What's been the impact of SCARF on children in your schools?

I carried out detailed monitoring of PSHE with book looks and pupil conferencing in the Trust schools. Findings included:

  • Children really enjoy the lessons – they were all really excited to look at the work in their folders/books/floor book and were able to talk about the activities and learning. 
  • There is a wide range of activities evident in books/folders. EYFS floor book showed lots of learning, with pupil involvement/comment.
  • Younger children loved Harold and his long Scarf and were able to talk about some of his ‘adventures’.
  • They particularly referenced support around friendships as something SCARF had helped them with. 
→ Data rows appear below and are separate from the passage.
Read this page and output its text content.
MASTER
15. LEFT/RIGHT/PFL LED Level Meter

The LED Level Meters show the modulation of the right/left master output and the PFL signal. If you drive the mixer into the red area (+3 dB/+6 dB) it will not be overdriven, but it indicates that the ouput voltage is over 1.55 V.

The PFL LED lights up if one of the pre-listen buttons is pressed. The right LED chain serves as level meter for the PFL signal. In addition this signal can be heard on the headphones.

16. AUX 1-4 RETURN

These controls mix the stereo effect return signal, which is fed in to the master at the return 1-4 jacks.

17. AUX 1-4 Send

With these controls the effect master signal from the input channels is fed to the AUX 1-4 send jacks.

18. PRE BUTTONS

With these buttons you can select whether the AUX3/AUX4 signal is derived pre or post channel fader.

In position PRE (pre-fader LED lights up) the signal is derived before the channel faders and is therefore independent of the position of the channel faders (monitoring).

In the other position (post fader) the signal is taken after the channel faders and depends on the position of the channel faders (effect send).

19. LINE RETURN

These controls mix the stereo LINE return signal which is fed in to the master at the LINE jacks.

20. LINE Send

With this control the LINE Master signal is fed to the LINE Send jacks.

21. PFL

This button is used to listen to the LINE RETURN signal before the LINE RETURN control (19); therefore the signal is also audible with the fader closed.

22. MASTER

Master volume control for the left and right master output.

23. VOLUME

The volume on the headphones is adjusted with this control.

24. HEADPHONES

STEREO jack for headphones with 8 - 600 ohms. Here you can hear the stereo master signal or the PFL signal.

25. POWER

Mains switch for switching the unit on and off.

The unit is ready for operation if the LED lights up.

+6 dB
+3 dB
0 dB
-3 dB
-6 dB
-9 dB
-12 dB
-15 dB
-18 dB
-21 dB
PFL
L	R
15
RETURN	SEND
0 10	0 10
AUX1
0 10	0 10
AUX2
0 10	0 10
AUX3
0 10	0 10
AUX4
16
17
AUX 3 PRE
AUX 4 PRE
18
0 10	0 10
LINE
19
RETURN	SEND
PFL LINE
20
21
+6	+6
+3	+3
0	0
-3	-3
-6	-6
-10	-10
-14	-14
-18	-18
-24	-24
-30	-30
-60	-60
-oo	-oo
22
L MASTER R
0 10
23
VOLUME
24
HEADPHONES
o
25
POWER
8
Our CEO, Quality Assurance Lead and I have all carried out the annual Safeguarding Audits for all 17 schools, during the Summer Term of 2021. Included within this is pupil conferencing on how the curriculum helps them to understand how to stay safe. Pupils talk readily about SCARF and confidently about the individual lessons that support them in this area. 

Feedback goes back to Coram and the team there always listens so that they can continue to act on any changes needed and improve the resources.

Can you summarise for us how SCARF has impacted across your schools?

We are genuinely proud to have developed such a strong partnership with Coram and SCARF, for the benefit of all of our Trust community – pupils, staff and parents/carers.

Developing this relationship has allowed our staff to have access to a high-quality resource, expert training and ongoing support but most importantly our pupils have had access to great learning opportunities and a sense of agency …. our children have been able to give direct feedback to the SCARF team, which has been listened to and acted upon.

The power of this for young people is great – a sense of agency in their learning about themselves and others and being able to influence how this is delivered is amazing!